Entertainment VS. Exploitation in NOPE

I went into this week’s screening thinking that maybe this would be the day where I would start liking terror or at least understanding why so many people love it. Long story short, it wasn’t… But it got me thinking that maybe this is the point. Keke Palmer herself says that “Nope is not a movie that you can really explain, It’s a movie that is meant to be perceived. It’s a movie meant to make you think and bring out some of your innermost thoughts of your subconscious and trigger you“. 

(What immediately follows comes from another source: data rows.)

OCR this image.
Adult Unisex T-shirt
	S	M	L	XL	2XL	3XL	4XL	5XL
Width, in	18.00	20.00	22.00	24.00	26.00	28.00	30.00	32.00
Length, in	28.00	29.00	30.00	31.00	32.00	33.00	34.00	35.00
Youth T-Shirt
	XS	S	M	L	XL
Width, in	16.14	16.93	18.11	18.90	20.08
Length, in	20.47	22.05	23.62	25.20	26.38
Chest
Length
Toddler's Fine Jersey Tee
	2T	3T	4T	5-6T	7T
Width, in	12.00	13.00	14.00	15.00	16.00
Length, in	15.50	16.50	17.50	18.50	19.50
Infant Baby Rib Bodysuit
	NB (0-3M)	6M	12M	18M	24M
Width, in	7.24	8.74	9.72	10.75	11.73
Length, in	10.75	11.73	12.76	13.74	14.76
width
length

Going into that idea that this is a movie meant to be perceived, my perception is that Nope e is not about the horror or the scary things we don’t know about reality, it’s about people’s greater desire to be a part of something greater, a spectacle. To that end, Peele exposes this desire as he connects it directly to Hollywood’s history of turning people and animals into objects of consumption. Jordan Peele is throwing at our faces at all times a parallel between Jean Jacket and Gordy, and how these 2 characters have been pushed into performance roles that are outside their nature.  In essence, it is hard to learn about a thing when you are learning about it in a context where it shouldn’t be in in the first place, which is the case for the chimpanzee in the sitcom and Jean Jacket in the Starlight lasso show. Gordy is made to act human and JJ is turned into a profitable attraction – both stripped of autonomy in the name of entertainment. 

Both Gordy and Jean jacket are creatures that cannot be controlled. Peele suggests that once you turn something uncontrollable into a product of mass viewing, you invite destruction. Hollywood in this sense is the real monster. Which is why I understand both creatures to be symbols that represent Hollywood in this context, and this idea that the spectacle pays off. Hollywood is this unpredictable beast, and spectacle is always a currency of high value. 

Besides Gordy and Jean Jacket, all of the other characters also serve as symbols. The TMZ reporter and the cinematographer are also unmistakable symbols for this obsessive culture and the neverending gaze for the perfect shot. In contrast, OJ is the only one who sees animals not as tools but as living beings and he is therefore the only one who’s able to “tame” JEan Jacket as he understands the creatures mechanisms. 


Ultimately, Nope becomes a criticism of the exploitation disguised as entertainment. A movie that uses the conventions of horror, sci-fi and western genres to critique the industry that birthed them.

Comments

2 responses to “Entertainment VS. Exploitation in NOPE”

  1. Yuen Lin Avatar
    Yuen Lin

    I agree with your interpretation of “Nope,” and I especially agree with your point that the real monster is the humans behind Hollywood and the pursuit of success. Although the scenes where the wild animals such as Gordy and Jean Jacket kill and brutalize the humans were terrifying, we have to remember that the ones who made this situation in the first place were those humans. Instead of leaving wild animals be and respecting their behavior and instincts, characters like Jude and even OJ and Emerald see this thrill of “taming a predator” as something to be monetized. Jude’s demise was pretty gnarly and made me feel bad for him, but he became what he wished as his death became a spectacle that attracted people from all over the country.

  2. Jooeun Choi Avatar
    Jooeun Choi

    Hello,
    I agree with your point that Nope criticizes the way Hollywood and society turn everything into a spectacle. I also felt that Peele was warning us about our addiction to spectacles.
    The “bad miracle” that was mentioned repeatedly throughout the film stood out to me. I felt like it symbolizes how people consume tragedies as entertainment. Through Jupe, who spent six months baiting Jean Jacket with horses and eventually got eaten by it, the film clearly shows what happens when we overconsume trauma and disaster for popularity or profit.
    Even though Jupe had trauma from his childhood as an actor, when the chimpanzee Gordy attacked the other actors and was killed right in front of him, he still craved people’s attention. He even planned a show where Jean Jacket, the alien, would eat a horse. If I were him, I would never do that, because the idea of an alien eating an animal itself feels too dangerous. This film wants to tell us that people have become so addicted to spectacle that they’ve grown numb to dangers that can threaten their lives just by seeing them.
    In the film, the only way to survive the Jean Jacket is not to look at it, and to me, that felt like a promise not to look at the spectacle. I also thought that Jean Jacket’s mouth is like a camera. People had to run away from the camera’s appetite for recording and consuming (Jean Jacket eating people). This reminded me of our society, where some people suffer from being watched, while others are eager to watch them. Maybe that’s what Peele wants to tell us: we are either the ones behind the camera consuming others, or the ones desperately trying not to be captured by it.